Publié le 09 février 2010 par Joachim
Je ne suis pas un grand connaisseur de JD Salinger. J’ai lu Franny et Zooey et ses nouvelles peut-être un peu trop tard pour y être vraiment attachés et j’ai bien peur que pour L’Attrape-cœurs la date de péremption soit passée. Tout cela rajouterait-il encore une couche de mélancolie à un univers qui en déborde déjà ? Peut-être. Mais le plus important dans mon cas, c’est que sans être un grand familier de son œuvre, je crois aussi connaître Salinger par l’irrigation souterraine (et vaguement pirate puisqu’il a toujours refusé toute adaptation de ses récits) de son imaginaire dans le cinéma. Antoine Doinel, les adolescents skolimowskiens qui courent pour mieux oublier que c’est quelque part perdu d’avance, les célibataires volages, buveurs et velléitaires d’Hong Sang-Soo, les génies inadaptés de Wes Anderson me paraissent tous de bien familiers cousins de la galaxie salingerienne. J'ai peut-être tort mais je n'ai pas l'impression d'être totalement dans le faux.

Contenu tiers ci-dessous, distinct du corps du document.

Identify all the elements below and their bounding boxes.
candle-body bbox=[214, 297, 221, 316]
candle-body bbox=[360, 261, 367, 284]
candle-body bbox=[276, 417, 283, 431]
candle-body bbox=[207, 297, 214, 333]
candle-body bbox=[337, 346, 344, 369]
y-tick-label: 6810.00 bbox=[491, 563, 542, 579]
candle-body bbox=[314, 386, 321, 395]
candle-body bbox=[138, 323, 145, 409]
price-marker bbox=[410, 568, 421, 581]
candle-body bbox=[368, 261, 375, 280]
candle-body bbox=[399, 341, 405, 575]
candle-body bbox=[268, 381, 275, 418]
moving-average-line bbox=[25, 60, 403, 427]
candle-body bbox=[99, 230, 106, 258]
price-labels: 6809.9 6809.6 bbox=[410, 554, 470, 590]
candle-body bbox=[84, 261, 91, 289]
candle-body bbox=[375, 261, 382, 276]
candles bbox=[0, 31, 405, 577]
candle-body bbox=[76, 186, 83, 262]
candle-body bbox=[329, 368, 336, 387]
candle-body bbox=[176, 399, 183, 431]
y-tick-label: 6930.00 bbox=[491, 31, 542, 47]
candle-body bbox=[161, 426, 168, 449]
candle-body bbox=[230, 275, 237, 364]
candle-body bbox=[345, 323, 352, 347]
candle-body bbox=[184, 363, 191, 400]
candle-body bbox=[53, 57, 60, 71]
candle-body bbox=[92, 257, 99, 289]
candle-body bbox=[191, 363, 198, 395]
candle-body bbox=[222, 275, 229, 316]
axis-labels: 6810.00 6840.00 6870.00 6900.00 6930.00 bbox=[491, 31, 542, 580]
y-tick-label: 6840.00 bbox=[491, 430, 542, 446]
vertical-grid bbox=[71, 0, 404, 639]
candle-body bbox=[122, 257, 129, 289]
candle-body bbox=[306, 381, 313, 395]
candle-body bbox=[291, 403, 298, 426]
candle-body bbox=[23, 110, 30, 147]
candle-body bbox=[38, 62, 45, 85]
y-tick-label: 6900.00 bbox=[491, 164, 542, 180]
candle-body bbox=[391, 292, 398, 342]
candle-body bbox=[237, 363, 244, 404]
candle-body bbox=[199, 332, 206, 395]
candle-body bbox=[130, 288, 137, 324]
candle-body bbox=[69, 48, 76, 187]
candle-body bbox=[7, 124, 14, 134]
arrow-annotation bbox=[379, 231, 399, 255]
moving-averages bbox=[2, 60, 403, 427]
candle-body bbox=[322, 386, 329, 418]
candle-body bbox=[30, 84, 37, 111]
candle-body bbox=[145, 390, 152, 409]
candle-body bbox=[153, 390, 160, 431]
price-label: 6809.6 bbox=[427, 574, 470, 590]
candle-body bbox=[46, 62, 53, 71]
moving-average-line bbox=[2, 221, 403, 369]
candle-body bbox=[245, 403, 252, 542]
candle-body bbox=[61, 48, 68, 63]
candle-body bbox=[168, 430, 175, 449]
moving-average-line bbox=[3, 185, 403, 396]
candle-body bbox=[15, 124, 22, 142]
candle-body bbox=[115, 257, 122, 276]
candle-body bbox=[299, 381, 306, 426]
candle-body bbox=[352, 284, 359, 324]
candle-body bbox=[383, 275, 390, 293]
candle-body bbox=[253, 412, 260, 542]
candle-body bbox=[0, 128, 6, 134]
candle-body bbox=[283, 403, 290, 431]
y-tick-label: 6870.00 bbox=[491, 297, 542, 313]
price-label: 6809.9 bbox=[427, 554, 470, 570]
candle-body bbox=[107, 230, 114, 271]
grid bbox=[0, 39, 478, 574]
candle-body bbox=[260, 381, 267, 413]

De toutes les approches plus ou moins conscientes ou volontaires pour accommoder son univers au cinéma, celle que je retiens, c’est The squid and the whale (Les Berkman se séparent) de Noah Baumbach (2005), scénariste de Wes Anderson, mais qui offre ici une version dégraissée et dénuée de fétichisme, du cinéma de son alter ego.
Histoire simplissime. Un couple d’intellos new-yorkais se sépare, sur fond de rivalités familiales et professionnelles. Chacun des deux fistons prend parti : l’aîné pour le père, le second pour la mère, en même temps qu’ils vivent plus ou moins bien leur adolescence. In fine, pour ce film qui pourrait s’appeler "Dans Brooklyn" ou "Dans Manhattan", le seul film qui explore vraiment le pitch de Dans Paris (aussi une adaptation pirate de Franny et Zooey – on n’en sort pas) : « le portrait d’une famille dont la devise serait Prends la peine d’ignorer la tristesse des tiens ».

Je ne sais pas si cela paraît évident à la vision de ce simple extrait, mais j’y trouve un art du découpage très proche de la prose de Salinger : tendu, instable, pris entre deux extrêmes mais étonnamment fluide. Le malaise y côtoie sans cesse l’apaisement, la gaucherie n’est qu’une autre face de la douceur et la cruauté l’autre versant du réconfort. Sur le plan cinématographique, cette ambivalence des sentiments se traduit par des coupes de montage à léger contretemps (souvent un poil trop tôt), provoquant une petite frustration mais donnant de fait une autre acuité aux gestes et aux regards, parfois brisés dans leurs élans mais qui, se relayant les uns les autres, atteignent étonnamment leurs cibles. Je ne sais pas si vous serez d’accord avec moi, mais je vois dans ce film étonnamment resserré le même art du contraste et de la suspension que dans la prose de Salinger, une phrase qui vient nous cueillir par surprise, qui sait ménager l’art du contre-pied (cf la fin glaçante d’Un jour rêvé pour le poisson-banane), un contrepied minimal, parfaitement logique dans sa retenue et pourtant totalement inattendu dans ses effets.